Note that the current API has the client application responsible for parsing a JSON display descriptor and constructing appropriate matrices - while there are a number of implementations of such code you could model yours after, the matrix generation is being pulled into new APIs in ClientKit in the very near future - as in, I’m working on a standardized implementation in a branch, not quite done, but almost ready to merge. So, you might consider doing the input portion of your integration before the rendering portion, just stubbing out the rendering portion, given that you’ll have a much simpler time building your rendering implementation soon. It would be helpful to know what degree of “control” you want to maintain over your rendering setup, and what sorts of data your rendering system would expect to be output. (Pulling this functionality into core is more of a challenge of API design to suit a wide variety of client application architectures than it is a challenge of the actual implementation.)
By design, a client application doesn’t have to concern itself with plugins, etc. so don’t let the number of plugins and repos unnerve you. OSVR provides generic interfaces for a range of VR devices and a “path tree” structure of semantic names by which your app/engine can be independent of the hardware and configuration used to provide the data used. Hopefully this info is helpful - you should be able to find your way around the client examples given the Doxygen link above. Let us know if you have any additional questions, or feedback on rendering data, and I’ll do what I can! (And, if I see a variant of your email on the mailing list, I’ll put a variant of this response on it as well as a reply.

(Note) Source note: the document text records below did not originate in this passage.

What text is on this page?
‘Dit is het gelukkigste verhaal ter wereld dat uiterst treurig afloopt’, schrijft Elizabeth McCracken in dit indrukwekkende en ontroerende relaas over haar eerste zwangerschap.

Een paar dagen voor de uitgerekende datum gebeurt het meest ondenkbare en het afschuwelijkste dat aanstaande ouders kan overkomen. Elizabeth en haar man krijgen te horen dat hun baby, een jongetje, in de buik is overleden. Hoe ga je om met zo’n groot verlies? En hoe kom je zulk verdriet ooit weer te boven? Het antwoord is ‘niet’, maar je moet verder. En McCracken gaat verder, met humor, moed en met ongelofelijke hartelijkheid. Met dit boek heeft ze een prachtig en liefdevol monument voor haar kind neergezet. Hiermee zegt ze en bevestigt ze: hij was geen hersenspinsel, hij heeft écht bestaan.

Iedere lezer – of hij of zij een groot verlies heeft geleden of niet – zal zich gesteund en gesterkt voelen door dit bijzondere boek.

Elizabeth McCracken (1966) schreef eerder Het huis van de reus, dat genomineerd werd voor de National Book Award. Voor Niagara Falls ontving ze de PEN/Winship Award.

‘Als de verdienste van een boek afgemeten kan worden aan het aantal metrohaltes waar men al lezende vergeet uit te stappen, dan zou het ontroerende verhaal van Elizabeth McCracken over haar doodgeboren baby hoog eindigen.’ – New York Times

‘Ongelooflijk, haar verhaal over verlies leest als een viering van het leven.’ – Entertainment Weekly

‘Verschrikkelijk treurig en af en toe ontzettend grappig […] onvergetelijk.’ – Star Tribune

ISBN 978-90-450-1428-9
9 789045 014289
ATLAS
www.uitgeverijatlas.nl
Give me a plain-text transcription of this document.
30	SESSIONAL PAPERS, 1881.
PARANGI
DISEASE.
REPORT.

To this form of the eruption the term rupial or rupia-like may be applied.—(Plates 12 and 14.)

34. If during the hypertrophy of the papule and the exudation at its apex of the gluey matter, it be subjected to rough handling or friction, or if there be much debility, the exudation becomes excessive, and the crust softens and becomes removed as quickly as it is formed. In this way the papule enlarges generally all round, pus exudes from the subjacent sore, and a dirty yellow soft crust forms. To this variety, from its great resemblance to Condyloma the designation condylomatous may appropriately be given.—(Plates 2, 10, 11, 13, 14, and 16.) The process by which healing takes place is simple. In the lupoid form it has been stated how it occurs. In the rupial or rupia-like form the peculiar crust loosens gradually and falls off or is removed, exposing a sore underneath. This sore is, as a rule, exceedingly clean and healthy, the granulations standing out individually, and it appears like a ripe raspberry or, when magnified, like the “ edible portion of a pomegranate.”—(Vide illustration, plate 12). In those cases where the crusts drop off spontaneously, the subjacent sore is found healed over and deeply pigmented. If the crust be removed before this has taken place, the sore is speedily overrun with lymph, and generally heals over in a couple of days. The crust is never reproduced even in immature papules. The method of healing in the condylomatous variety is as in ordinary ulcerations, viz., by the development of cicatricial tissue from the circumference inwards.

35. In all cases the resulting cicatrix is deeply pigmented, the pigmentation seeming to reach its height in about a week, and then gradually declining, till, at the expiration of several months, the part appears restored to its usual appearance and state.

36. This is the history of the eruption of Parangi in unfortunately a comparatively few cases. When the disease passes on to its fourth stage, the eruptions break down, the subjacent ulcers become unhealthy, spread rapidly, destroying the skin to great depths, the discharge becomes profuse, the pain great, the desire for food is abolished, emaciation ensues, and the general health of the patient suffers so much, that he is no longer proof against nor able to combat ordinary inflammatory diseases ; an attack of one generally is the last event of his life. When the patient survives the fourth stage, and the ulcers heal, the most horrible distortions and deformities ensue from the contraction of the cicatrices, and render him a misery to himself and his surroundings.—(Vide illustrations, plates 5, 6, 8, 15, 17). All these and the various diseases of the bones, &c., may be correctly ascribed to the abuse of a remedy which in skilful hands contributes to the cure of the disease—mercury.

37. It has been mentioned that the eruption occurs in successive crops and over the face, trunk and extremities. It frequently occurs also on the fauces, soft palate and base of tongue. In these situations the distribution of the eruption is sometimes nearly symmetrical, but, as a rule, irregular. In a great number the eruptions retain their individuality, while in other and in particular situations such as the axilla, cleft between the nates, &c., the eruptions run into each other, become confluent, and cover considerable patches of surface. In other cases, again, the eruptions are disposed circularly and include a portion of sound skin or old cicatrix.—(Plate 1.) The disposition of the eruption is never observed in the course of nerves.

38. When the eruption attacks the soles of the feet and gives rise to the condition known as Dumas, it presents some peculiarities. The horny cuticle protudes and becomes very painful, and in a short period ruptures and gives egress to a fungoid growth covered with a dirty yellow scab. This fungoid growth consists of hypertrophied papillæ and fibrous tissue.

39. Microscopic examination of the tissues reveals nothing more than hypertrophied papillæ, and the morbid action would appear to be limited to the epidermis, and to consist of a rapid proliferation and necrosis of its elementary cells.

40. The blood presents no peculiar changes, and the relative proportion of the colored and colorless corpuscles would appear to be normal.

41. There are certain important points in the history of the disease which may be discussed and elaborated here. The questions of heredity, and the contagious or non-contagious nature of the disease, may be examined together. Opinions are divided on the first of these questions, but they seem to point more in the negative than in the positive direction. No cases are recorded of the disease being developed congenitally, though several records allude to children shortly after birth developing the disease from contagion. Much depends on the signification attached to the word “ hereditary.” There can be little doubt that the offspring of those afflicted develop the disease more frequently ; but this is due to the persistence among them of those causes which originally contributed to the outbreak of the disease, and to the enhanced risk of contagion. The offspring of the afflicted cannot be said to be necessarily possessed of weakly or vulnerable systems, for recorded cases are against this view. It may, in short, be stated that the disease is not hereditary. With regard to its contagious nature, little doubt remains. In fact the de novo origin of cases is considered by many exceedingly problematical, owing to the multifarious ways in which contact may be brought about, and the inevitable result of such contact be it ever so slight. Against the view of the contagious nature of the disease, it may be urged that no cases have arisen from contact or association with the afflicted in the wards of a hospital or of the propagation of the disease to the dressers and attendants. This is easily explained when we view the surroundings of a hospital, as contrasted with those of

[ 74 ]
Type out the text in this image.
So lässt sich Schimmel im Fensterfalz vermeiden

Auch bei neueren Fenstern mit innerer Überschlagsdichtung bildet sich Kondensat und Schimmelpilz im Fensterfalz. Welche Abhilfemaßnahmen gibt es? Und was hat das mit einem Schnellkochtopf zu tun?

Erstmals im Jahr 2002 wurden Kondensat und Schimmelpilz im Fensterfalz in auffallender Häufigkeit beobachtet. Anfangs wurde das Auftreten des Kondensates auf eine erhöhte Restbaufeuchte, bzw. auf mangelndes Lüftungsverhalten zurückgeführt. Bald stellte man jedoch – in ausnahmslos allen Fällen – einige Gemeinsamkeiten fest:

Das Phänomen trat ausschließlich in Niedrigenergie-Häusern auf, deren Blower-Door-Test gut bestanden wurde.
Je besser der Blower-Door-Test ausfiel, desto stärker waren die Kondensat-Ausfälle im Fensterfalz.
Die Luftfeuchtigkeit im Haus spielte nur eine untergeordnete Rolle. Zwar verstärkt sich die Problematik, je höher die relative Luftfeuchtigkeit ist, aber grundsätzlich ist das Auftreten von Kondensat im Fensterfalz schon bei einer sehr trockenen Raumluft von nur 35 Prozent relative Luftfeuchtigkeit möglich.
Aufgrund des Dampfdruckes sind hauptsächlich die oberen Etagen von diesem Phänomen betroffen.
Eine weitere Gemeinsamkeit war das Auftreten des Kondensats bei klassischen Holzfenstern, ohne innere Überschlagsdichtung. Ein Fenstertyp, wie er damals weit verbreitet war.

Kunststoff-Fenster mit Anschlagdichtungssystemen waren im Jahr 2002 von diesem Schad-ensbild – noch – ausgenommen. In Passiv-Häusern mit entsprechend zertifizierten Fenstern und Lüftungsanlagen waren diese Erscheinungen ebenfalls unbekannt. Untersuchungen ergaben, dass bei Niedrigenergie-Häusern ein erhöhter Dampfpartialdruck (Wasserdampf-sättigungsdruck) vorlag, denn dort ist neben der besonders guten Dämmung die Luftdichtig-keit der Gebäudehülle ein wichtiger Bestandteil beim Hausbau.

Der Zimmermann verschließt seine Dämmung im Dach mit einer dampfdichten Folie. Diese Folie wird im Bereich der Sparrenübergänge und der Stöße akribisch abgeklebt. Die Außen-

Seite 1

If nothing else, let the list know of your progress!)
Thanks for getting involved in OSVR!
Ryan
–
Ryan A. Pavlik, Ph.D.
Senior Software Engineer, Sensics, Inc."
The biggest complications I saw in getting OSVR support is multiple headers & no OSX/Linux binaries. OpenVR just has one openvr_capi.h that includes everything & has Windows/Linux/MacOSX builds done automatically. OSVR is also really really big (I found it overwhelming actually) and the examples were not as straightforward as OpenVR’s “hellow world OpenGL” one.